Este blog é para reflexões literárias, filosóficas e do mundo do saber. É também para postar minhas aulas da USP. Quero partilhar tudo que aprendi com os mestres de meu curso de letras.
domingo, 22 de setembro de 2019
Leitura: Nunca mais... e Poema dos poemas (1923) - Cecília Meireles
Refeição Cultural
Em tempos tão sombrios, nada como ler poesia para nos lembrarmos que somos humanos, e que os humanos devem ser algo mais que animais mamíferos, dóceis ou feras, bestas-feras como querem nos fazer os fascistas de nossa época. Não, não podemos ser apenas as bestas, as bestas-feras!
Estou como quase todos os animais humanos, no limiar de desistir de minha humanidade, mas tenho que perseverar e não só em bestialidades pensar. Entre assassinatos de crianças a mando de governantes, assassinatos de florestas a mando de dementes no poder, busco alguma forma de manter minha sanidade e humanidade. A literatura e a poesia: um escape; pois ser humano é arte.
Há duas semana, li o primeiro livro da poetisa Cecília Meireles, Espectros (1919) - ver postagem aqui. Ao ler no domingo passado a primeira parte do segundo livro dela, lançado em 1923, e hoje completar a leitura com a segunda parte, compreendi perfeitamente o que o professor Ariovaldo nos diz nas aulas de Teoria Literária II, que um poema dialoga com os demais poemas do livro de poesia, e que também um livro de poesia dialoga com os outros livros de poesia daquele autor ou autora.
O livro Nunca mais... e Poema dos Poemas (1923) contém 21 poemas na primeira parte e mais 21 poemas na segunda parte, esta segunda dividida em 3 partes de 7 poemas. Veja abaixo o poema que abre o livro:
"À hora em que os cisnes cantam...
Nem palavras de adeus, nem gestos de abandono.
Nenhuma explicação. Silêncio. Morte. Ausência.
O ópio do luar banhando os meus olhos de sono...
Benevolência. Inconsequência.

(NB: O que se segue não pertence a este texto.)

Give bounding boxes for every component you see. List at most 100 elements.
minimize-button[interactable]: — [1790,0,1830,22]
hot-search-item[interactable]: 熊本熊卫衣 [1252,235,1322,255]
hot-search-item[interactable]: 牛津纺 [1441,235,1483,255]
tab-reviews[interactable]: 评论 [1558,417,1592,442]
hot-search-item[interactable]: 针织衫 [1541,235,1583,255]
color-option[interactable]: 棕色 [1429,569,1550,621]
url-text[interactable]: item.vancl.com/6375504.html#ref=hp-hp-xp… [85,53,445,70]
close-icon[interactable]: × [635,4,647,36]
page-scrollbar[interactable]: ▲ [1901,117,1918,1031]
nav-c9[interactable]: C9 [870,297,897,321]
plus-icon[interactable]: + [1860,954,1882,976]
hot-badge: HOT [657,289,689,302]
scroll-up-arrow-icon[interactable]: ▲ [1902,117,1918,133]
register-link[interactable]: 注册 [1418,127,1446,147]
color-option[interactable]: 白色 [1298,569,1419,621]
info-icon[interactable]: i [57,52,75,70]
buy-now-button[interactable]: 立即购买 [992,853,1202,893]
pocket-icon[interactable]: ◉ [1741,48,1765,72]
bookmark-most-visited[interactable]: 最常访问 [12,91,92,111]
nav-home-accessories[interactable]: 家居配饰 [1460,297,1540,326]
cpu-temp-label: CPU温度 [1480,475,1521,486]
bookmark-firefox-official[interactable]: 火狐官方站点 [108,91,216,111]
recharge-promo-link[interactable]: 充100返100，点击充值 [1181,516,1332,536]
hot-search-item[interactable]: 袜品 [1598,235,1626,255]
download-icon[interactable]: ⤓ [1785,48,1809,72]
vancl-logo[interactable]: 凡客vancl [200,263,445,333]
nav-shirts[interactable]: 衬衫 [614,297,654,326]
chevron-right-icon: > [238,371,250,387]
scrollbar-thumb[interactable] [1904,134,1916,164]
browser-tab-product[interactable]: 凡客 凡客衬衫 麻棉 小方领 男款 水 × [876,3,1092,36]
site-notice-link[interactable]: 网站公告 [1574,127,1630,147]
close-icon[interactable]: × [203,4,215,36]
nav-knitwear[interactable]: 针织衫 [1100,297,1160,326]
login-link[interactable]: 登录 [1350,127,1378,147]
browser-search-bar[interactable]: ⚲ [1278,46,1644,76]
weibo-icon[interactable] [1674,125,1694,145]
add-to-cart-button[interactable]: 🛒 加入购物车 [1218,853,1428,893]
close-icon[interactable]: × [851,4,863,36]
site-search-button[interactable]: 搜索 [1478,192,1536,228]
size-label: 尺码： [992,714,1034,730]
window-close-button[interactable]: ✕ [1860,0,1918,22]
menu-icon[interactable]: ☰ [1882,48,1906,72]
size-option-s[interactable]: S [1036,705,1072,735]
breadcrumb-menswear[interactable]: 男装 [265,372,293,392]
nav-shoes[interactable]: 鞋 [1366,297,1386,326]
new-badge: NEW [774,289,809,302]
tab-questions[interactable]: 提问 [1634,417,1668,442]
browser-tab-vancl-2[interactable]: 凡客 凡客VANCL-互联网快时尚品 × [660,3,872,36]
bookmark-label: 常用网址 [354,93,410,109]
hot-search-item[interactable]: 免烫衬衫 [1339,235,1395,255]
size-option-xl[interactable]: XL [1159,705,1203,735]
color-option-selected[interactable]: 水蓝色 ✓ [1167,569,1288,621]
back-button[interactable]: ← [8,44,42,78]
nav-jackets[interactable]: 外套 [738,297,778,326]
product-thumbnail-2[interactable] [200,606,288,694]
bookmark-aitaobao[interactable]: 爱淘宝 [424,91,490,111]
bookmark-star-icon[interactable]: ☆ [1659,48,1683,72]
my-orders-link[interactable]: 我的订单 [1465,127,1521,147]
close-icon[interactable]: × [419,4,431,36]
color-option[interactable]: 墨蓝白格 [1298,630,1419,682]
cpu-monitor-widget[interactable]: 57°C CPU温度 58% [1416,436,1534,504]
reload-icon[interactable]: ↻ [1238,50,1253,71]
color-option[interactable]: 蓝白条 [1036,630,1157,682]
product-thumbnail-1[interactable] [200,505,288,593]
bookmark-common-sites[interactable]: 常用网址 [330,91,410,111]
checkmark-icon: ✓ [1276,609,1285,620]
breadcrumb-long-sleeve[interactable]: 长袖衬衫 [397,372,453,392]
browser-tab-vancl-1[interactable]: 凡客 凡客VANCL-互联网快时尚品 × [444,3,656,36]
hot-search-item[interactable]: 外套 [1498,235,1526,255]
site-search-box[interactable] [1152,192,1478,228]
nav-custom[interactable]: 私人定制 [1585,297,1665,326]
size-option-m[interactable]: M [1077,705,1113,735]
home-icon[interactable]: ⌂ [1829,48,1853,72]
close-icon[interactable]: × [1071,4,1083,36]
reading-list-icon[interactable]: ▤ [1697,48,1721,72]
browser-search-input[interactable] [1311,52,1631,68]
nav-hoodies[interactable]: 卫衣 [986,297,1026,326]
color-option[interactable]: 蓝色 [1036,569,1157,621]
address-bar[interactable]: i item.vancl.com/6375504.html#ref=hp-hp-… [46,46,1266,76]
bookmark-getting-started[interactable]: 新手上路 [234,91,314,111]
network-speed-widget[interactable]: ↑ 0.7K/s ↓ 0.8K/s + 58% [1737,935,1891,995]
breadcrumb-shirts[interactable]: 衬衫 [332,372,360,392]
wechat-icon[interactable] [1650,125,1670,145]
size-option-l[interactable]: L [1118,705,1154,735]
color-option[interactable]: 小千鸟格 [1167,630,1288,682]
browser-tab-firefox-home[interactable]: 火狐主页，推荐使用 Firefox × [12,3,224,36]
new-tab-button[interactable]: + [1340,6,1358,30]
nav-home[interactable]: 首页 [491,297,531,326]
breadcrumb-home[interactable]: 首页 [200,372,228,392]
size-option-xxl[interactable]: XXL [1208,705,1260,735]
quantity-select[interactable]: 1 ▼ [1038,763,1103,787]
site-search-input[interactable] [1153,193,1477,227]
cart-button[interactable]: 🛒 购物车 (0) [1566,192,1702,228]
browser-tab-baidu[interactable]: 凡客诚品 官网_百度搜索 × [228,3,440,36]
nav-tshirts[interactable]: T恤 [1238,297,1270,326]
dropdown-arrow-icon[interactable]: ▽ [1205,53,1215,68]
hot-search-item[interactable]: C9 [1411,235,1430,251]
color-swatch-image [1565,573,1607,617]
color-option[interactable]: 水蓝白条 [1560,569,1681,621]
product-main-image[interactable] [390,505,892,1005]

Inexistência.
Paz dos que não têm fé, nem carinho, nem dono...
Todo o perdão divino e a divina clemência!
Oiro que cai dos céus pelos frios do outono...
Esmola que faz bem... - nem gestos, nem violência...
Nem palavras. Nem choro. A mudez. Pensativas
abstrações. Vão temor de saber. Lento, lento
volver de olhos, em torno, augurais e espectrais...
Todas as negações. Todas as negativas.
Ódio? Amor? Ele? Tu? Sim? Não? Risos? Lamento?
- Nenhum mais. Ninguém mais. Nada mais. Nunca
[mais..."
A segunda parte do livro, Poema dos poemas, é muito legal. Começamos a leitura apreciando poemas que falam e clamam a um Eleito, momentos que oscilam entre Fascinação, Ansiedade, Esperança, Dúvida, depois Tristeza, Desengano, Lágrimas, Solidão, Saudade, Dor, Renúncia, Humildade e ao final a surpresa encantadora do descobrimento da Sabedoria.
Ao mergulhar na leitura e na literatura como tenho feito em tempos tão sombrios de destruição do nosso país, do nosso mundo, de nossa sociabilidade e das características que nos diferenciaram dos demais animais e bestas-feras ao longo do caminhar da humanidade, penso estar alimentando o que pode haver de melhor em nós, nosso cérebro e nossa capacidade para o belo, para a solidariedade, para o amor, para o coletivo no viver.
Leiam poesia. É uma experiência diferente! O cérebro da gente sai modificado em cada leitura desafiadora que lhe apresentamos.